Lullaby Road stands well on its own. Following Ben Jones in his truck along highway 117 in Utah made for some interesting adventures. The desert can do some strange things to a person’s mind as we are shown time and time again. Ben himself even has to contend with what the desert has made of him. From the very beginning we are thrown into a strange situation. Ben has stopped by his transport station to pick up a load but also winds up taking a child and a dog that won’t leave its side. As he struggles to make his run with the child, the dog, and his neighbor’s infant, he must also solve a major mystery and a web of lies that has entwined most of the small towns linked by his truck route.
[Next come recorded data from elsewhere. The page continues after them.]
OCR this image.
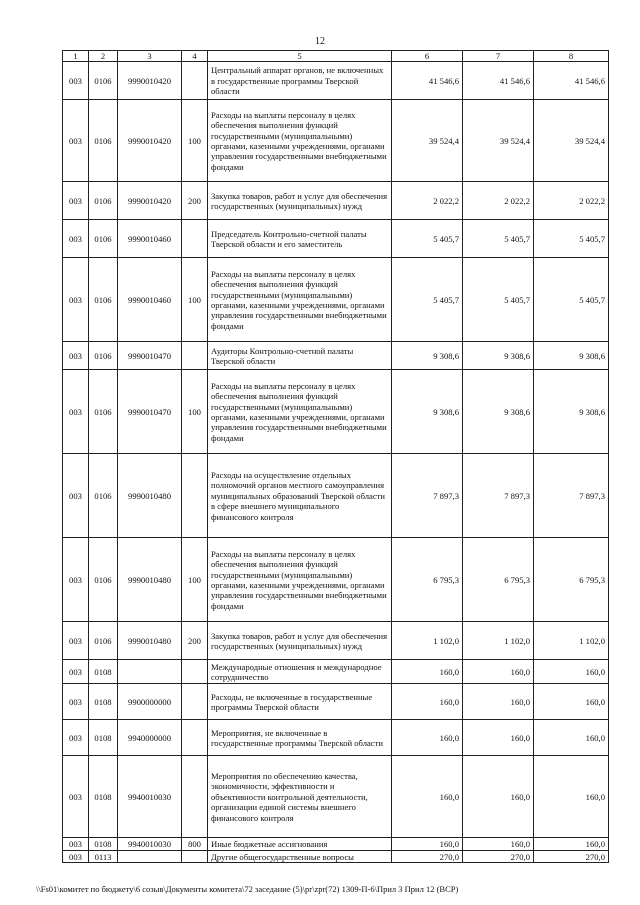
12
1	2	3	4	5	6	7	8
003	0106	9990010420		Центральный аппарат органов, не включенных в государственные программы Тверской области	41 546,6	41 546,6	41 546,6
003	0106	9990010420	100	Расходы на выплаты персоналу в целях обеспечения выполнения функций государственными (муниципальными) органами, казенными учреждениями, органами управления государственными внебюджетными фондами	39 524,4	39 524,4	39 524,4
003	0106	9990010420	200	Закупка товаров, работ и услуг для обеспечения государственных (муниципальных) нужд	2 022,2	2 022,2	2 022,2
003	0106	9990010460		Председатель Контрольно-счетной палаты Тверской области и его заместитель	5 405,7	5 405,7	5 405,7
003	0106	9990010460	100	Расходы на выплаты персоналу в целях обеспечения выполнения функций государственными (муниципальными) органами, казенными учреждениями, органами управления государственными внебюджетными фондами	5 405,7	5 405,7	5 405,7
003	0106	9990010470		Аудиторы Контрольно-счетной палаты Тверской области	9 308,6	9 308,6	9 308,6
003	0106	9990010470	100	Расходы на выплаты персоналу в целях обеспечения выполнения функций государственными (муниципальными) органами, казенными учреждениями, органами управления государственными внебюджетными фондами	9 308,6	9 308,6	9 308,6
003	0106	9990010480		Расходы на осуществление отдельных полномочий органов местного самоуправления муниципальных образований Тверской области в сфере внешнего муниципального финансового контроля	7 897,3	7 897,3	7 897,3
003	0106	9990010480	100	Расходы на выплаты персоналу в целях обеспечения выполнения функций государственными (муниципальными) органами, казенными учреждениями, органами управления государственными внебюджетными фондами	6 795,3	6 795,3	6 795,3
003	0106	9990010480	200	Закупка товаров, работ и услуг для обеспечения государственных (муниципальных) нужд	1 102,0	1 102,0	1 102,0
003	0108			Международные отношения и международное сотрудничество	160,0	160,0	160,0
003	0108	9900000000		Расходы, не включенные в государственные программы Тверской области	160,0	160,0	160,0
003	0108	9940000000		Мероприятия, не включенные в государственные программы Тверской области	160,0	160,0	160,0
003	0108	9940010030		Мероприятия по обеспечению качества, экономичности, эффективности и объективности контрольной деятельности, организации единой системы внешнего финансового контроля	160,0	160,0	160,0
003	0108	9940010030	800	Иные бюджетные ассигнования	160,0	160,0	160,0
003	0113			Другие общегосударственные вопросы	270,0	270,0	270,0
\\Fs01\комитет по бюджету\6 созыв\Документы комитета\72 заседание (5)\pr\zpr(72) 1309-П-6\Прил 3 Прил 12 (ВСР)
James Anderson has a way of pulling the reader into the story and making them comfortable. Like a warm bed on a cold winter morning, Lullaby Road was hard to get out of. While I wasn’t particularly happy with the ending, I can’t help but applaud Anderson’s ability to weave a tale of intrigue, suspense, and sarcasm.
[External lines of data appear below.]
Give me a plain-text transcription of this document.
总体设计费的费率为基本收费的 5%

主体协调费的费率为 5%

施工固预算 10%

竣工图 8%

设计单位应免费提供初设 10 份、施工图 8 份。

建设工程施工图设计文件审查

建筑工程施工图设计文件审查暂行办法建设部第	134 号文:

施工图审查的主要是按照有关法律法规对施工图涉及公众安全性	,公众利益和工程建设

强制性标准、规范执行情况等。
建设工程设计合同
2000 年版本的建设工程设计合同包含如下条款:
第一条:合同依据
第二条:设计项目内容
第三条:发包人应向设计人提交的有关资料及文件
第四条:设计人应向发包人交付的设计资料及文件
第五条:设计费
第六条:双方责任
I was given this book from Blogging for Books for review.
This book has intrigued me for quite some time. I’ve heard some good things about it and was excited to finally add it to my list.
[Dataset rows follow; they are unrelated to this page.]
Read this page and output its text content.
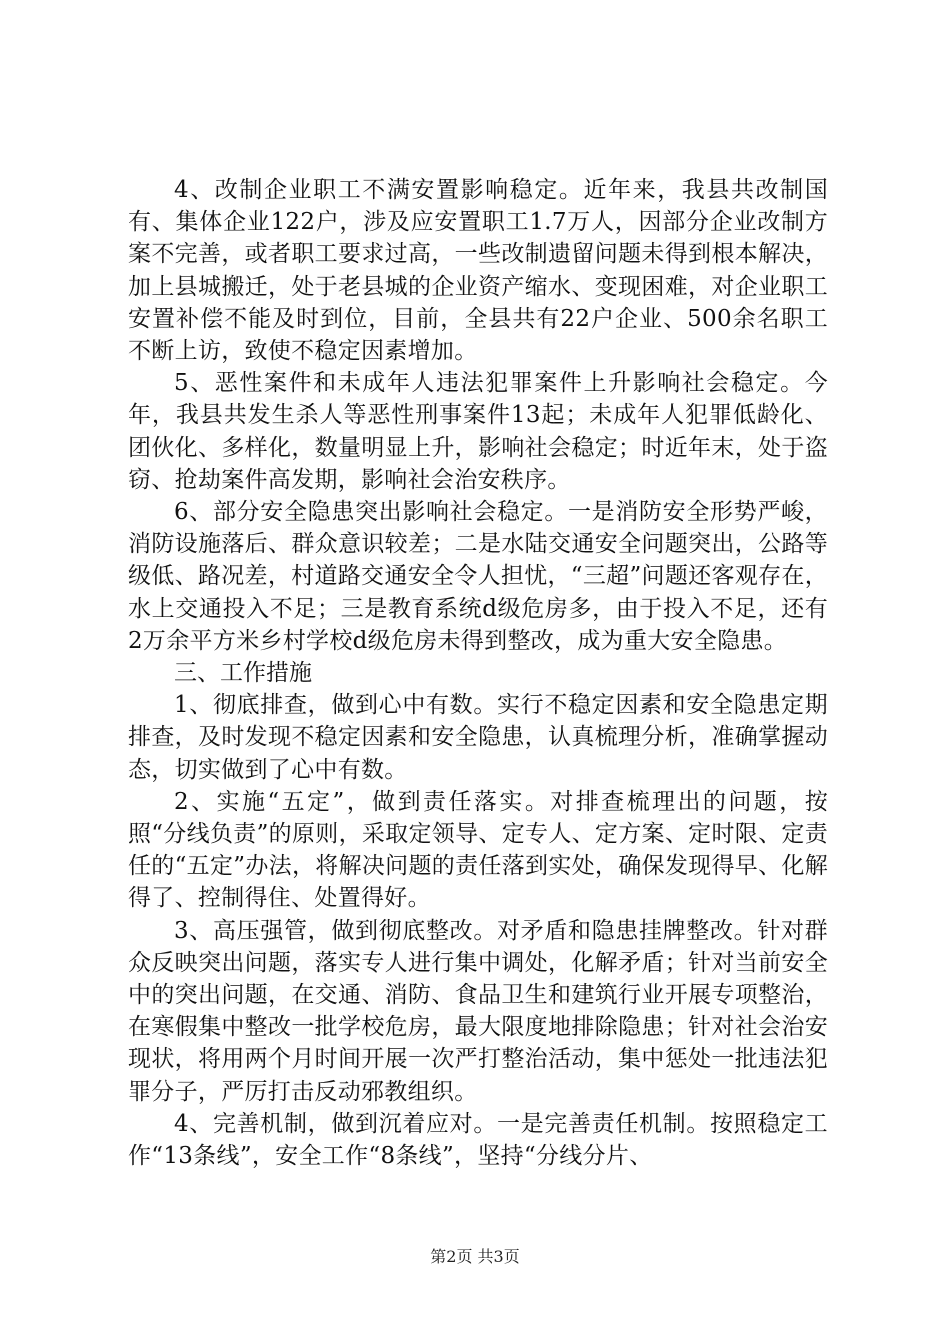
4、改制企业职工不满安置影响稳定。近年来，我县共改制国有、集体企业122户，涉及应安置职工1.7万人，因部分企业改制方案不完善，或者职工要求过高，一些改制遗留问题未得到根本解决，加上县城搬迁，处于老县城的企业资产缩水、变现困难，对企业职工安置补偿不能及时到位，目前，全县共有22户企业、500余名职工不断上访，致使不稳定因素增加。

5、恶性案件和未成年人违法犯罪案件上升影响社会稳定。今年，我县共发生杀人等恶性刑事案件13起；未成年人犯罪低龄化、团伙化、多样化，数量明显上升，影响社会稳定；时近年末，处于盗窃、抢劫案件高发期，影响社会治安秩序。

6、部分安全隐患突出影响社会稳定。一是消防安全形势严峻，消防设施落后、群众意识较差；二是水陆交通安全问题突出，公路等级低、路况差，村道路交通安全令人担忧，“三超”问题还客观存在，水上交通投入不足；三是教育系统d级危房多，由于投入不足，还有2万余平方米乡村学校d级危房未得到整改，成为重大安全隐患。

三、工作措施

1、彻底排查，做到心中有数。实行不稳定因素和安全隐患定期排查，及时发现不稳定因素和安全隐患，认真梳理分析，准确掌握动态，切实做到了心中有数。

2、实施“五定”，做到责任落实。对排查梳理出的问题，按照“分线负责”的原则，采取定领导、定专人、定方案、定时限、定责任的“五定”办法，将解决问题的责任落到实处，确保发现得早、化解得了、控制得住、处置得好。

3、高压强管，做到彻底整改。对矛盾和隐患挂牌整改。针对群众反映突出问题，落实专人进行集中调处，化解矛盾；针对当前安全中的突出问题，在交通、消防、食品卫生和建筑行业开展专项整治，在寒假集中整改一批学校危房，最大限度地排除隐患；针对社会治安现状，将用两个月时间开展一次严打整治活动，集中惩处一批违法犯罪分子，严厉打击反动邪教组织。

4、完善机制，做到沉着应对。一是完善责任机制。按照稳定工作“13条线”，安全工作“8条线”，坚持“分线分片、

第2页 共3页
Katherine Arden’s The Bear and the Nightingale is the first book in the Winternight Trilogy. The Bear and The Nightingale is set in Russia, where winters are hard and household demons run rampant. Vasilisa is the last born of her mother, and just like her mother she carries magic in her blood. She can see and speak with the wood spirits, the river goddess and even the vazila in the horsestables. But her stepmother is a Christian woman who fears the old gods and tries to bring her husband’s lands under a Christian rule. But in doing so, she puts everyone in danger. It’s up to Vasya to save her people and discover who she really is with the help of an unlikely alliance.
Arden weaves a tale of literary beauty and fantasy. While each character has about four different names, which can make it a bit difficult to keep track of them all, the story itself is beautifully written. Perfect for a winter read. I easily fell in love with the characters and the flow of the story had me staying up way past bedtime in order to finish another chapter. I highly recommend picking up The Bear and The Nightingale and I’m excited to read the second installment of the Winternight Trilogy.
B.G. Firmani’s Time’s a Thief takes place in 1980s New York, and early 2000s New York. We follow Francesca “Chess” Varani through her years at Barnard. Coincidentally also where Firmani attended. Immediately we meet Kendra Marr-Lowenstein, a wild child from a high class family. Chess is instantly taken with Kendra and her crazy ways. Throughout Firmani’s novel, we follow the ups and downs of Chess and Kendra’s friendship as well as just how deeply Chess finds herself in the Marr-Lowenstein family and the number they do on her.
While Time’s a Thief was easy to fall into and very easy to read, I found myself annoyed with the incessant lists of poets, composers, and literaries that seemed to add nothing to the story other than to flaunt Firmani’s knowledge. Beyond that, the novel read like a stream of consciousness writing. Very Bohemian and Kerouac-esque. I didn’t love the book but I didn’t hate it. I won’t give anything away but the ending seemed very bland to me as if nothing had actually happened through the entire story.
Still, if you’re looking for a novel to kill the time then Time’s a Thief is a good choice. As Firmani’s first novel it could use some work.
I received a copy of Time’s a Thief from NetGalley for review.